Читаем Записки жандармского штаб-офицера эпохи Николая I полностью

Оставшаяся команда в Омске прибыла в Иркутск поздно осенью; для следования в Якутск мы должны были дождаться, как замерзнет великолепная Лена. В мое отсутствие из Омска Воронов женился там.

Стала зима, мы должны были ехать. Сделав прощальные визиты, Трескина, кажется, не видал; я не любил его, тогда все обходили его, дом его точно стоял оглашенным, хотя он и был еще губернатором. Когда я откланивался Сперанскому, он, ласково улыбаясь, пожелал успеха, не скучать и сказал: «Советую найти занятие, кроме службы, и не быть праздным».

Батенков проводил за город и с чувством друга, прощаясь, твердил: «Пиши, пиши!» Дорогой мой Жорж проводил меня до первой станции.

Через 15 лет я видел только Сперанского; его уже вносили на лестницу; он сидел в большом кресле, внимательно посмотрел на меня и сказал:

— Ваше имя необщеупотребительное?

Я назвал себя (Эразм).

А он, улыбаясь, прибавил: «Роттердамский!» Смотря на мое лицо, Михаил Михайлович сказал: — Надеюсь, вам была удача в ваших делах?

— Да, я не могу пожаловаться, до сих пор я был доволен и службою, и делами.

— Надеюсь, так и будет продолжаться, вы должны иметь успех. Скучали ли вы?

— Мне чувство скуки неизвестно.

— Счастливый характер.

Я заметил тогда и убежден теперь, что Сперанский не только знал, но и уважал Лафатера: родимые пятна на моем лице, по Лафатеру, означают успех в жизни. Затем спрашивал о моей службе, о жизни в Камчатке и Охотске. Узнав, что я поневоле был в Иркутске, хотел знать, как я нашел Иркутск. Я был скромен, но он сказал:

— Я имею сведения, что там стал порочен народ. Может быть, народ рано получил много воли, может быть, были нужны еще крепкие вожжи, но будем надеяться лучшего от времени.

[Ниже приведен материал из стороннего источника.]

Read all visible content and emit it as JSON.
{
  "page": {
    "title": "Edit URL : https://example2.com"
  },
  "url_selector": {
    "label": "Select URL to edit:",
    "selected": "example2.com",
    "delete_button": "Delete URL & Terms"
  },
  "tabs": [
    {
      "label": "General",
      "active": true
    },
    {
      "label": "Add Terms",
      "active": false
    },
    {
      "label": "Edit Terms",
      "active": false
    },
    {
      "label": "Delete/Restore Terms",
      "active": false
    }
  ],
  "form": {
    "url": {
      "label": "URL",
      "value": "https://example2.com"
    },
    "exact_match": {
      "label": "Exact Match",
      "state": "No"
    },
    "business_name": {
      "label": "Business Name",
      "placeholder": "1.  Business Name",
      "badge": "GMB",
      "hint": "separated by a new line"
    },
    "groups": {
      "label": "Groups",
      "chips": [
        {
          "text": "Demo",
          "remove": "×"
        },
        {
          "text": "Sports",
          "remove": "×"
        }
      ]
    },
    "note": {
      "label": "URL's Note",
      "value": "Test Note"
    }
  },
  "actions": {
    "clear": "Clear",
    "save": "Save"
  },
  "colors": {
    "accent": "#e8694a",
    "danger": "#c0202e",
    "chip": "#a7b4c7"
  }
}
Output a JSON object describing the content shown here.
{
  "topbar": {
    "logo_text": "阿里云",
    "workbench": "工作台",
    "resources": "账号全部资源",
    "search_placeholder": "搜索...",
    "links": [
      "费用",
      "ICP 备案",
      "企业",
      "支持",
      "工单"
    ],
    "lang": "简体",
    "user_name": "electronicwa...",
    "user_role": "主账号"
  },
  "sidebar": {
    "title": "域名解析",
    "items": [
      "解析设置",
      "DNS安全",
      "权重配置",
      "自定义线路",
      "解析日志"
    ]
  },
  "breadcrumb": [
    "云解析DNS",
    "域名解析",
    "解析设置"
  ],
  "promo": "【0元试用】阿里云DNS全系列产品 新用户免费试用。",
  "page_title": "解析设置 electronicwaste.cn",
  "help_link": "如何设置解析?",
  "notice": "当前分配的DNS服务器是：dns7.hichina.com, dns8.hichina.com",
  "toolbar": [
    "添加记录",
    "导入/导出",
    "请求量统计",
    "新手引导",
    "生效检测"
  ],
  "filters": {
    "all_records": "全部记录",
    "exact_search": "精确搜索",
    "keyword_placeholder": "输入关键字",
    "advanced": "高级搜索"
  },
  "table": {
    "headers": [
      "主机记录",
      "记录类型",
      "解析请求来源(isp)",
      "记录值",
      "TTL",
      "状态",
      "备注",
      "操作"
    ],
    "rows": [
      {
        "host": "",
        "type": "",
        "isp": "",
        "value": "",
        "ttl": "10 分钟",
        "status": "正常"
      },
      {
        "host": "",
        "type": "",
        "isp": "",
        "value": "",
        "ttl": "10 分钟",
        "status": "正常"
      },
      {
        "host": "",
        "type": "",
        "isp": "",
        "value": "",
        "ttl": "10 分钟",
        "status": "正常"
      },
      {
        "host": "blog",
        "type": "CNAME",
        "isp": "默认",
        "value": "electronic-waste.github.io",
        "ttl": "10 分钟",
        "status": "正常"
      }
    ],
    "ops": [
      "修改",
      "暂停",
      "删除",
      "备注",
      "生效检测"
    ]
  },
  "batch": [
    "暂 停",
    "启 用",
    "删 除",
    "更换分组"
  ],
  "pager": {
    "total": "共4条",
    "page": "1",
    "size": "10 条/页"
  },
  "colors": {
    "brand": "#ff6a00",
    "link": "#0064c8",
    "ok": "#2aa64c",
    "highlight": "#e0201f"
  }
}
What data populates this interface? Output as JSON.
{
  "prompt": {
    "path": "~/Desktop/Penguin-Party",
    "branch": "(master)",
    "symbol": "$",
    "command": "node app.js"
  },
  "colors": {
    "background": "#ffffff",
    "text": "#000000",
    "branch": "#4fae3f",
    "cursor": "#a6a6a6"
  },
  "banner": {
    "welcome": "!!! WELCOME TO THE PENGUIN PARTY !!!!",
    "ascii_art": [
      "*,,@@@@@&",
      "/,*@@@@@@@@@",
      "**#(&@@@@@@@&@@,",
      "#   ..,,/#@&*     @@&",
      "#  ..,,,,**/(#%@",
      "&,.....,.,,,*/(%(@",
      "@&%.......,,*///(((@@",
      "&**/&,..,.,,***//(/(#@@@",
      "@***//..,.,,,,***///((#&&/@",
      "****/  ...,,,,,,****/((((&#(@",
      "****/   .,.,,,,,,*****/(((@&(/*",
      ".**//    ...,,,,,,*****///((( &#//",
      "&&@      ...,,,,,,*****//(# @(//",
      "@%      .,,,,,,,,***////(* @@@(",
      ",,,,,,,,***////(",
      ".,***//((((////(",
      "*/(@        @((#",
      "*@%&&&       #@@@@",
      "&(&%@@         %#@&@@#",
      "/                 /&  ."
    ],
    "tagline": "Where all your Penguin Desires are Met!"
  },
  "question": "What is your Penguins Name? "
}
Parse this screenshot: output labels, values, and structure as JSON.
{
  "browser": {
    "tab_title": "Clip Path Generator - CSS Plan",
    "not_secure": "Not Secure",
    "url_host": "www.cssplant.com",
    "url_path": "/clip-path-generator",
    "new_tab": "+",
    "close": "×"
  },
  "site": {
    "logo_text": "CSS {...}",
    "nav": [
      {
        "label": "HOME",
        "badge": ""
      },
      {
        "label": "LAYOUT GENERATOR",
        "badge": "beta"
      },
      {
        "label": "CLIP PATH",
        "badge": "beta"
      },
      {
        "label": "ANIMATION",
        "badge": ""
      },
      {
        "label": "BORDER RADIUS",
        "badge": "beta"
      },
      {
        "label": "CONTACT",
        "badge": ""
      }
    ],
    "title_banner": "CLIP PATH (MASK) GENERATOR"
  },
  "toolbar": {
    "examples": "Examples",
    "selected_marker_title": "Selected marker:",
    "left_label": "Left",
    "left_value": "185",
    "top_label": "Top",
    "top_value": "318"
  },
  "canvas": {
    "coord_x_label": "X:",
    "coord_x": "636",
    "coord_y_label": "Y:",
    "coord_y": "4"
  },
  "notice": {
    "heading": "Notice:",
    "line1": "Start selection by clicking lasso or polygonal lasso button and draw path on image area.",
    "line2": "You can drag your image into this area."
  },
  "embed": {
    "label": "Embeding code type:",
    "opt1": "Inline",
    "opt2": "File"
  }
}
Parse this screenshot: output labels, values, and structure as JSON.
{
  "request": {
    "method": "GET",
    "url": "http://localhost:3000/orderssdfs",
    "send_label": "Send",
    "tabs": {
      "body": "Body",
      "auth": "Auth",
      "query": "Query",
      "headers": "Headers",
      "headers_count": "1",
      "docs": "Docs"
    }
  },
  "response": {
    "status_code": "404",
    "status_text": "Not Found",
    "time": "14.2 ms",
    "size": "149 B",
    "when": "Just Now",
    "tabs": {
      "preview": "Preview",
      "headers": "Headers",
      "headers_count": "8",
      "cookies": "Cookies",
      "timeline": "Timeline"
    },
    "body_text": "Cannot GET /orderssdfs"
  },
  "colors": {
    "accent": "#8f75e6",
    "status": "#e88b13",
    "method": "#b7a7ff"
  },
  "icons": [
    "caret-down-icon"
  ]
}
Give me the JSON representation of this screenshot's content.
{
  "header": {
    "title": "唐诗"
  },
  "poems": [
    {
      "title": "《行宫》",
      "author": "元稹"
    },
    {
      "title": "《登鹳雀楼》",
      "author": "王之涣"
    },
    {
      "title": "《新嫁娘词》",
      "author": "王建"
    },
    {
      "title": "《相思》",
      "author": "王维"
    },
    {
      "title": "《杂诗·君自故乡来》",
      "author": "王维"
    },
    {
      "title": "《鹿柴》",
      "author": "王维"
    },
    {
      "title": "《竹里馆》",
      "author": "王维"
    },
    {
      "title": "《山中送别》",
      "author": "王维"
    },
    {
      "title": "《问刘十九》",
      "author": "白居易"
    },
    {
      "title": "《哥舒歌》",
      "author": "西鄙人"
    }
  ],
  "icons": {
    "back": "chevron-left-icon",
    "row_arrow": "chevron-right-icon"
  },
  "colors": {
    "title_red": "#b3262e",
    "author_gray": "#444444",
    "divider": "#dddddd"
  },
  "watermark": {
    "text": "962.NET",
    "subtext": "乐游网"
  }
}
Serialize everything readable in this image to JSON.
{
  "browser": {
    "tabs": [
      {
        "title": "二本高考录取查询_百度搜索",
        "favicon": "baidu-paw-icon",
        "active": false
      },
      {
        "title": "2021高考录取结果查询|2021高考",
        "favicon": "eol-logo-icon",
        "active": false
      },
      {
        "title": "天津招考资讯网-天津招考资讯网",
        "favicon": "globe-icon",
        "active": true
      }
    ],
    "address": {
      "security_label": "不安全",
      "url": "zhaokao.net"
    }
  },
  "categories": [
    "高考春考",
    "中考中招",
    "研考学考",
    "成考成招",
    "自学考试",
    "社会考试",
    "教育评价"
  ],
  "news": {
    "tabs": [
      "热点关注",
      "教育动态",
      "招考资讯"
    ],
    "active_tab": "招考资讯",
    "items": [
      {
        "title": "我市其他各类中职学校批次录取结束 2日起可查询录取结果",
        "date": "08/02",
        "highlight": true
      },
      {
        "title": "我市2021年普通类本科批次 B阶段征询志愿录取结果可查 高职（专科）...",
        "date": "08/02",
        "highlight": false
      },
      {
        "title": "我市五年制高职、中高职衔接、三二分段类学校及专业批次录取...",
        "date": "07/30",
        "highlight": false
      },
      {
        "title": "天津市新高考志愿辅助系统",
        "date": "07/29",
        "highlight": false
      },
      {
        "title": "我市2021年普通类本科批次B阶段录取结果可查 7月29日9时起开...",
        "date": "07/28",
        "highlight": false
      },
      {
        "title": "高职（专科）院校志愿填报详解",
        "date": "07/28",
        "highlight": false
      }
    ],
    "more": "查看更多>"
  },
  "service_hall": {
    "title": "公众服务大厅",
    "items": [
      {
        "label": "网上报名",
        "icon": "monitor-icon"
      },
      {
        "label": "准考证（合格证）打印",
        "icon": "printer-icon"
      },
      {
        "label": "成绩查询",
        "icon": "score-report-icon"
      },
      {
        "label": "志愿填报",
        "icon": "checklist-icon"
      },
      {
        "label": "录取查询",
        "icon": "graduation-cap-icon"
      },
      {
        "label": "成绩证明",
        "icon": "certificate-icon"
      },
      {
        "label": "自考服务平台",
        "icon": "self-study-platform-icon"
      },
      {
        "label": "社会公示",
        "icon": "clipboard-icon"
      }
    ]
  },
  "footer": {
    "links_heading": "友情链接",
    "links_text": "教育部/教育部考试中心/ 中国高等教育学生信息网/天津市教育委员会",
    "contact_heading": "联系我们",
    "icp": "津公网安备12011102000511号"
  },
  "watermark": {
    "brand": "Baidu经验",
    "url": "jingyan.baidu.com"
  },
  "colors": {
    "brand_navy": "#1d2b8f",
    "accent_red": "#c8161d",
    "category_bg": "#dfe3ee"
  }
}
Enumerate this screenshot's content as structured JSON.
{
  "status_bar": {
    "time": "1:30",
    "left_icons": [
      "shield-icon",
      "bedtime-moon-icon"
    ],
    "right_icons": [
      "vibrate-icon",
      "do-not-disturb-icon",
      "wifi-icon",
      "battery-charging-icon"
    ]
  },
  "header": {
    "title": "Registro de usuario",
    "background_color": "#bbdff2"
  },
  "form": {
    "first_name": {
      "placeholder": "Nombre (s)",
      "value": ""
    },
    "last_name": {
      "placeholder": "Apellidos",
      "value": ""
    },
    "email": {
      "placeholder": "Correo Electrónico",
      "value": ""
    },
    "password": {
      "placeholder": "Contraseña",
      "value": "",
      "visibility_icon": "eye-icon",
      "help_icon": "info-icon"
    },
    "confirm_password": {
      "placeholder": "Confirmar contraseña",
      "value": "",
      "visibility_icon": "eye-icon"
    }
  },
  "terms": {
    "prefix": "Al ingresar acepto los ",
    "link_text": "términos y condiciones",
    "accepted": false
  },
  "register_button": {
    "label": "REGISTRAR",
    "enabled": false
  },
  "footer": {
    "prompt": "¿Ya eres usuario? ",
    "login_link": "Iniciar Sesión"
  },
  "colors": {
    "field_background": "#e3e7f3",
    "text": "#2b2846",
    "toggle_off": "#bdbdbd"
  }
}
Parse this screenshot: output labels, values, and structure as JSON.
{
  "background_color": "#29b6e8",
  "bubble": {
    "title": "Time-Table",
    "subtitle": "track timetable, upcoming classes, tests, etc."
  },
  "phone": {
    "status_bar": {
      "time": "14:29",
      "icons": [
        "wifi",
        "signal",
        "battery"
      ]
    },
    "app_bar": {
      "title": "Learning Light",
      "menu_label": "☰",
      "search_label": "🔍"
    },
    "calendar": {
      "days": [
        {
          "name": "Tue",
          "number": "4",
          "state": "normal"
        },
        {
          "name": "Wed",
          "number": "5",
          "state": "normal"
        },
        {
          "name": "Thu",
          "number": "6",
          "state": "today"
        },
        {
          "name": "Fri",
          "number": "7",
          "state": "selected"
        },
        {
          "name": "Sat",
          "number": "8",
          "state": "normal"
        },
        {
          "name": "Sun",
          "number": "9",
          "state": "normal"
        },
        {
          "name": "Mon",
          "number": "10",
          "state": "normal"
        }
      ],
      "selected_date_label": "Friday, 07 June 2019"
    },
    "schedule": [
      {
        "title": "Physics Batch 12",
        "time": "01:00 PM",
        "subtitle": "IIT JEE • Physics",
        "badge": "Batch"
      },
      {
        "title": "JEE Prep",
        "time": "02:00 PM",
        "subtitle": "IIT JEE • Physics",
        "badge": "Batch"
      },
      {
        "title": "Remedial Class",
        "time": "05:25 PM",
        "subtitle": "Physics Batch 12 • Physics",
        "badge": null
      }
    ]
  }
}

В заключение спросил, не имею ли я нужды в его содействии.

Я почтительно благодарил и откланялся. Сперанский приглашал меня разделить свободный час, но я более не был.


Знаменитость Иркутска в 1819 году был Иван Ефимович Кузнецов, в обществе назывался «король». В 1830 году я нашел короля порядочно старым, до крайности бедным; кажется, всего имущества остался деревянный дом, в котором жил Сперанский. Дом большой, в 1819 году — горел огнями, в 1830-м стоял темный. По старому знакомству, помня хлеб-соль, был я у короля — пусто, бедно! Одинок, детей нет и не было. Говорил также на о, но был молчалив, скучен, даже плохо одет. Грустное впечатление! В 1833 году, прощаясь с Иркутском, заехал к королю. Нашел его в маленькой комнатке, в халате с сотнею заплат; он сидел около наклоненного лотка (которым дети катают яйца на Пасхе), около него два мешка грязного песку, а выше лотка — ведро воды. Король с щеткою в руке вымывал песок в лотке.

— Что это вы делаете, Иван Ефимыч?

— Да вот, по старому знакомству, беглый варначок[161] принес землицы на пробу; не знаю, что будет — пробую.

Подумал я: ни в каком положении надежда не оставляет человека. Простились с пожеланиями.

В Киеве получил я письмо из Иркутска: Иван Ефимович Кузнецов — миллионер, не знает счета деньгам, делает громадные пожертвования, статский советник, в орденах и стал настоящим королем между миллионерами! Виденный мною грязный песок оказался богато содержащим золото; говорят, 100 пудов песку давали около фунта золотого песку; это, конечно, неисчислимое богатство, когда считается не бедною россыпь, которая дает из 100 пудов золотник золотого песку.


Трескин переселился в Москву, притворялся бедняком, дочерей водил в заячьих салопах. Рассказывали, что Нарышкин ходатайствовал о вспомоществовании Трескину и сказал, что по бедности дочери его ходят в заячьих салопах. Добавляют, что государь много смеялся участию Нарышкина. Кто тогда не слыхал о миллионах Трескина?


Из всех действующих лиц этого воспоминания за 60 лет, вероятно, живут немногие, да и я оживаю только прошедшим. Настоящее часто напоминает мне, что я хожу по кладбищу!